Dua bulan sebelumnya.
Rayhan berangkat kerja dengan tergesah. Tidur malamnya tak nyenyak sebab proyek dikantornya sudah melebihi jatuh tempo. Timnya masih diberikan tenggat waktu agar bisa menyelesaikannya sesuai perjanjian. Ketika masuk ruangan kubikel, Rayhan langsung menyapa Reza.
“Ja, maket progressnya udah sampe mana?”
“Lu lihat aja tuh dimeja gue. Baru sampe nih.”
“Ampun dah! Ini apaan?! Kagak sesuai sama rancangan gue. Lu kerja sambil ngapain sih? Tidur? Jauh banget bentuknya, Ja….”
“Masa sih? Desain lu mungkin yang jelek, makanya maketnya juga jelek….” Ejek Reza
“Bangsat! Gue lapor Pak Hendra, kencing dicelana lu!”
“Ampun-ampun, paduka pangeran. Ampuni hamba… Iya gue benerin. Malem ini kelar. Gue janji…”
“Malem? Kenapa gak lu kerjain sekarang, bangke?! Mumpung masih pagi, siang lu dah kelar.”
“Iya siap komandan!”
Mau tidak mau harus ditunda meeting dengan Pak Hendra. Rayhan bingung sejadi-jadinya, bikin maket saja bisa salah. Ya ampun, kenapa orang-orang itu tidak mau melakukan apa yang disuruh? Pekerjaan mereka bukan berkreasi. Kalau sudah begini, harus dipantau progressnya.
“Gimana Ja, ini udah makan siang.”
“Iya ini dikit lagi kok. Lu lihat deh, udah sesuai kan?”
“Iya tapi masih banyak yang belum. Jam 3 kelar ya? Kita kan mesti presentasi ke pak Hendra. Mudah-mudahan dia belum balik.”
“Tenang aja, Ray. Ini gue kagak makan siang keluar demi lu deh. Tapi lu tolong beliin gue makanan ya. Gue lapar berat nih.”
Siang ini rupanya terik tidak karuan. Hanya keluar sebentar saja rasanya seperti terbakar. Untunglah penjual pecel lele melayani dengan cepat. Dua pesanannya telah siap.

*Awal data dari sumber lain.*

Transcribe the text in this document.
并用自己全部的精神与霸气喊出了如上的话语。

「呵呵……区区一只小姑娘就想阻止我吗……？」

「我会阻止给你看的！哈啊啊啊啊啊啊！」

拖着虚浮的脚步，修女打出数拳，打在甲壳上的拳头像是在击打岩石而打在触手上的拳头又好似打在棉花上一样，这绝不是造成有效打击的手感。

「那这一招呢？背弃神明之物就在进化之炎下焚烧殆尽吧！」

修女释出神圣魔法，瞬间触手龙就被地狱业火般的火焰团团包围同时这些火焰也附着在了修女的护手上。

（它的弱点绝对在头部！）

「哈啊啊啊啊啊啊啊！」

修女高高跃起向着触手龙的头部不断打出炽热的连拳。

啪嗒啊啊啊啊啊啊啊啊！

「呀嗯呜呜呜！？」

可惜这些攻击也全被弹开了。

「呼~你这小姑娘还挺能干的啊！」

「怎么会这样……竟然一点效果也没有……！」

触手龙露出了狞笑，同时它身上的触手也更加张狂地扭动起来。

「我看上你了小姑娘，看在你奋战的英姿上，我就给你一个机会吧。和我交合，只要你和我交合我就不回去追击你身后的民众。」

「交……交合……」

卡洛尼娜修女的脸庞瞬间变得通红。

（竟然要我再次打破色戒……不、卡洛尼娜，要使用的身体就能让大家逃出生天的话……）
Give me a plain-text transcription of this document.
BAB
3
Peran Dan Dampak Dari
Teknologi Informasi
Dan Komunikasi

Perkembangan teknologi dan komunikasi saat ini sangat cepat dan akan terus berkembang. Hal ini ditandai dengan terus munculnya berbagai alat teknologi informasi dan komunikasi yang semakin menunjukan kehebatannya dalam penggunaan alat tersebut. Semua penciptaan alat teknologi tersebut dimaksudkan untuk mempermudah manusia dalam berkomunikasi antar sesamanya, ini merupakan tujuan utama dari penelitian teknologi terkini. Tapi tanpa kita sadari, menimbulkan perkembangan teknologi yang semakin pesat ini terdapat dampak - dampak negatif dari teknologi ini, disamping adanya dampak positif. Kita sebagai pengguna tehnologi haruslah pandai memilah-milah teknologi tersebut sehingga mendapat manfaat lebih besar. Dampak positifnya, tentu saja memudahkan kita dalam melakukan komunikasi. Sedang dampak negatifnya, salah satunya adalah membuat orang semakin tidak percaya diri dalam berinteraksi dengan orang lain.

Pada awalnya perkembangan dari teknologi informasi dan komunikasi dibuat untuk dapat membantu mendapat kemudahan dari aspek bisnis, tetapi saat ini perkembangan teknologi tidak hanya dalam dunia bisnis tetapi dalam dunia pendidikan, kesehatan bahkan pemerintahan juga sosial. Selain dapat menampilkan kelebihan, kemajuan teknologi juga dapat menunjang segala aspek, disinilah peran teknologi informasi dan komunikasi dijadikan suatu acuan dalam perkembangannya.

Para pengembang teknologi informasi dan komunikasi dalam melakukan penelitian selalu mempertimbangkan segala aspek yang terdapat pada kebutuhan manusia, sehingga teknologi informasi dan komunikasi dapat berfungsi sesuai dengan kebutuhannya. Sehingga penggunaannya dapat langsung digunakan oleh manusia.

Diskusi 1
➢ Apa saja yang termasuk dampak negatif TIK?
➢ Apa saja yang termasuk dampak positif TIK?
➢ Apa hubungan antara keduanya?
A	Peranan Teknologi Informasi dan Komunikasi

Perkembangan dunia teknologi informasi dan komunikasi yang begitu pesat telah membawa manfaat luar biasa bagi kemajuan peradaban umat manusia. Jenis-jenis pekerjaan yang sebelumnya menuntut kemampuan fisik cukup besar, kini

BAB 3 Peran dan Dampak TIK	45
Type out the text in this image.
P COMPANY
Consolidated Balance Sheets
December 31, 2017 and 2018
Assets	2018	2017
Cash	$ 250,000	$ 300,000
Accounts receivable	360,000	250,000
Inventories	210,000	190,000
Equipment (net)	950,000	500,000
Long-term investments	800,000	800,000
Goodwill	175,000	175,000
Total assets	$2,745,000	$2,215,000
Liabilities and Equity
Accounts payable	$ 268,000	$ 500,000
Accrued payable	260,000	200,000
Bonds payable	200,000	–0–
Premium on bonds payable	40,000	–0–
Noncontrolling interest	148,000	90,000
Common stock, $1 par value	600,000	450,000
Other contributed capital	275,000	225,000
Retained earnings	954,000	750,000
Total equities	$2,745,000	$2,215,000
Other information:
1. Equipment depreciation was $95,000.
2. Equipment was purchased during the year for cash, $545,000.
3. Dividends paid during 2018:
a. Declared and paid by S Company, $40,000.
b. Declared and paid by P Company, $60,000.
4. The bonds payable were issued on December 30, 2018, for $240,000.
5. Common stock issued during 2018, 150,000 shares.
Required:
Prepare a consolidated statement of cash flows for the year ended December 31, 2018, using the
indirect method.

“What are you doing? Reading a book? For God Sake!”
Amarah Rayhan memuncak padahal dia baru saja keluar sebentar.
“Gue gak main-main Reza! Lu gila saat genting begini lu malah asyik baca? Apaan lagi nih? Novel?! Gue sita!” Kemudian berlalu sambil gerutu menuju mejanya.
“Ya ampun, Ray ini jam istirahat kali. Seenaknya aja lo sita, punya gue itu. Sini balikin!”
“Bodo amat! Makan nih cepet, kita ke pantry. Lo ganti nih makanan dobel ye. Gak mau tau gue.”
“Ya gak bisa gitu dong? Salah gue apa coba? Masa cuma karena gue baca novel di jam istirahat, gue jadi kudu bayar makanan lu juga? Gak adil ini.”
“Lu memicu gue marah, Ja. Kepala gue makin pening gara-gara kelakukan lu.”
“Shit! Rugi bandar gue.” Reza bicara dalam hati.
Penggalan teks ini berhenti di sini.